What is Job Analysis?

Definition: Job analysis is a process of comprehensive examination of duties, responsibilities and tasks intrinsically associated to a job position. The term refers to the identification of activities to be performed in certain positions and the competences and skills required for that.

What Does Job Analysis Mean?

Job analysis allows an organization to know whether or not the division of labor is correctly allocated among the existing positions and where the main gaps are between an ideal design and the current situation.

The analysis process should consider key responsibilities and primary roles to be performed by each position. It mainly answers the question of why every job exists within the company’s overall mission and business model.

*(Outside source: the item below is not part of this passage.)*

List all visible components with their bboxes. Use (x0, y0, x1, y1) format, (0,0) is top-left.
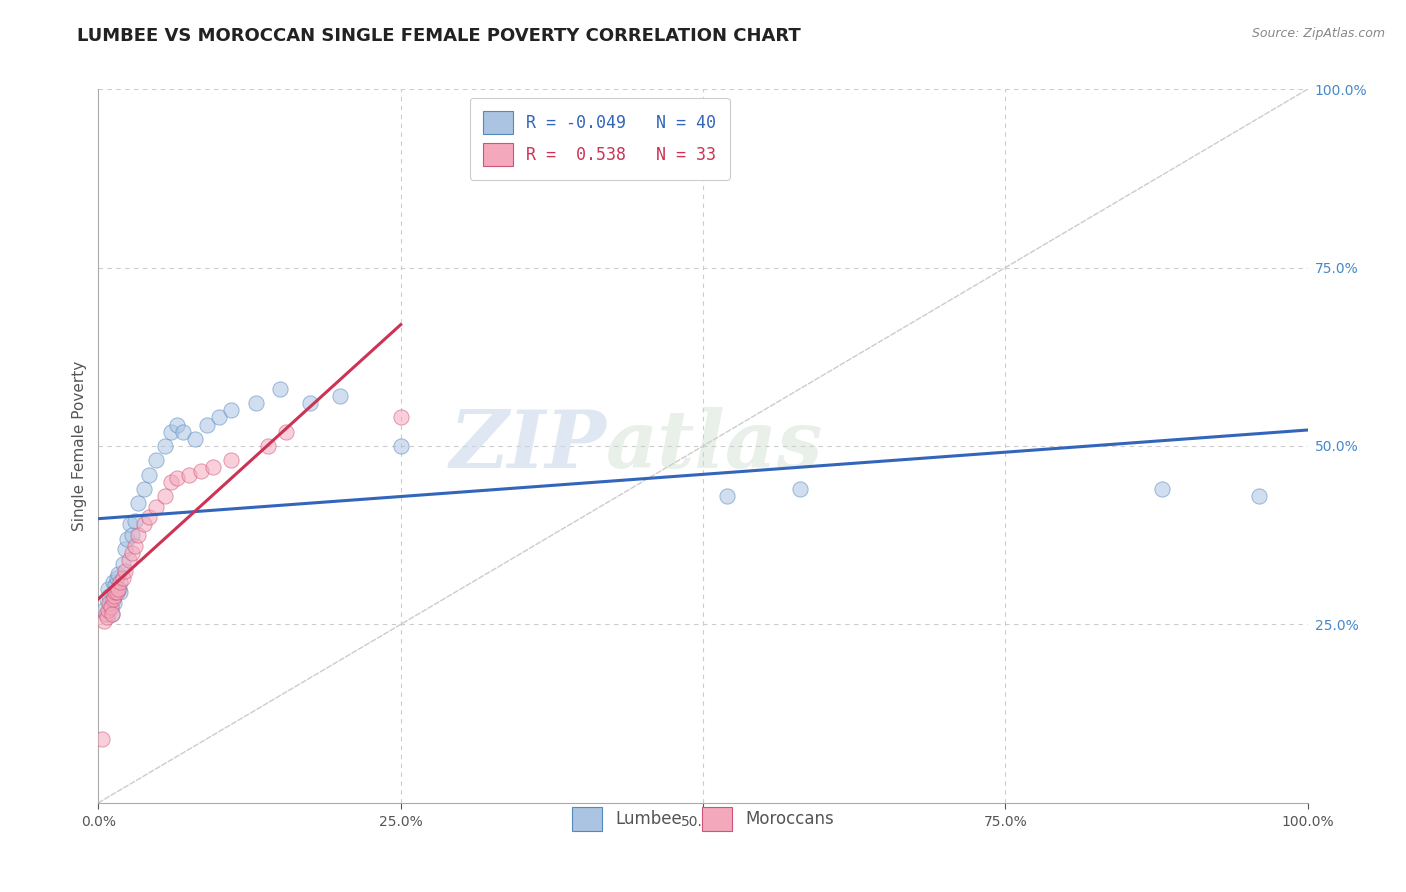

Moreover, it should always include the indispensable and desired group of capabilities that the candidate or employee must have in order to successfully accomplish the expected tasks. Job analysis allows knowing if some activities that should be done are not really assigned in the organization or if there are some tasks that are incorrectly duplicated. It also helps achieving a more logical and coherent grouping of responsibilities. The process usually results with job design and redesign and finally with job descriptions where design outcomes are documented.

Example

Honeycook Foods is a mid-sized company that produces and markets sweet bakeries available at supermarket networks. The Executive Director complained that most employees seemed to be confused about their responsibilities and that relevant objectives were never met. In order to solve this situation he hired a consultant. This expert identified many areas of improvement through reassignment. For example, no one in the organization had the function of production planning.

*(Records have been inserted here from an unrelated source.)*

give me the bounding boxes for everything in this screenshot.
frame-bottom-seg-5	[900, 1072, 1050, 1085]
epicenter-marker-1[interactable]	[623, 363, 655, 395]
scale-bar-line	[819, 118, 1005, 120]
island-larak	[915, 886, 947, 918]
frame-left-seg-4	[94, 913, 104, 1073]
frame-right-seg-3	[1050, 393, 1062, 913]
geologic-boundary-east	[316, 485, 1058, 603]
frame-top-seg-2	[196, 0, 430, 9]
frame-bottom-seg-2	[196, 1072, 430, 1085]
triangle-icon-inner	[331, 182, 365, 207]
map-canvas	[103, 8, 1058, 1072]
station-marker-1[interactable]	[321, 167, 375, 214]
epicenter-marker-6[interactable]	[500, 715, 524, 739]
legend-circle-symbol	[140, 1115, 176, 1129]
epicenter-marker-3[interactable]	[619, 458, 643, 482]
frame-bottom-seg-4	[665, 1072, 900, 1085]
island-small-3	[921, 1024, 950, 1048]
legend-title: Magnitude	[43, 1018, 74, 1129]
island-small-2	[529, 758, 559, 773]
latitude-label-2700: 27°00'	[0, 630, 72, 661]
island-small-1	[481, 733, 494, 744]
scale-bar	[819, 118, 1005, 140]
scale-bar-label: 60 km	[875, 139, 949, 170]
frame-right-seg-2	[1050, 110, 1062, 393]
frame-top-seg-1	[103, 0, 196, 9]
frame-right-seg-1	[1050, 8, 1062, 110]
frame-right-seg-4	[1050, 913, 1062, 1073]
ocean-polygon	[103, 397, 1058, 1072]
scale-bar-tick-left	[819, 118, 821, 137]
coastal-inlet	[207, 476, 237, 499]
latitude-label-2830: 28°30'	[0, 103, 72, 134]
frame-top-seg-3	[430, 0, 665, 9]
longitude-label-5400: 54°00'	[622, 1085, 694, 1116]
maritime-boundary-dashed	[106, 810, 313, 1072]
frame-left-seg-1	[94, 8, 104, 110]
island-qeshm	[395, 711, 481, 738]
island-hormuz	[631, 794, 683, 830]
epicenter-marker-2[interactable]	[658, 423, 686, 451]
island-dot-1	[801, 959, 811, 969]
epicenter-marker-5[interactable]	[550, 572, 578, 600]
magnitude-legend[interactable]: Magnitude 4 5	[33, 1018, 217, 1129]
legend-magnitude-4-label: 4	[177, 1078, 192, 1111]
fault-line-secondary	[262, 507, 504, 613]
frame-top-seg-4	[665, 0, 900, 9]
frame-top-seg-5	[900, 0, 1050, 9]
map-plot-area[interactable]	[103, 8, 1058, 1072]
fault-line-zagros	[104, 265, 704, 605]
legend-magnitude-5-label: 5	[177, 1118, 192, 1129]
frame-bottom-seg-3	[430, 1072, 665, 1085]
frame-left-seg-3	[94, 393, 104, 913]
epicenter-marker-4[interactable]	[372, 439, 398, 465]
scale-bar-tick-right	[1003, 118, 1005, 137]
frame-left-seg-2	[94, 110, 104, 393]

A sales assistant was doing some purchases of raw materials although there was a purchasing department under the Operations Department. Inventory control was performed by two different departments. The person in charge of marketing did not have the technical skills to perform that task. As a result of the analysis several jobs were redesigned and job descriptions were written for all positions. The Director then implemented changes with the purpose of adjusting jobs and occupants to the resulting descriptions.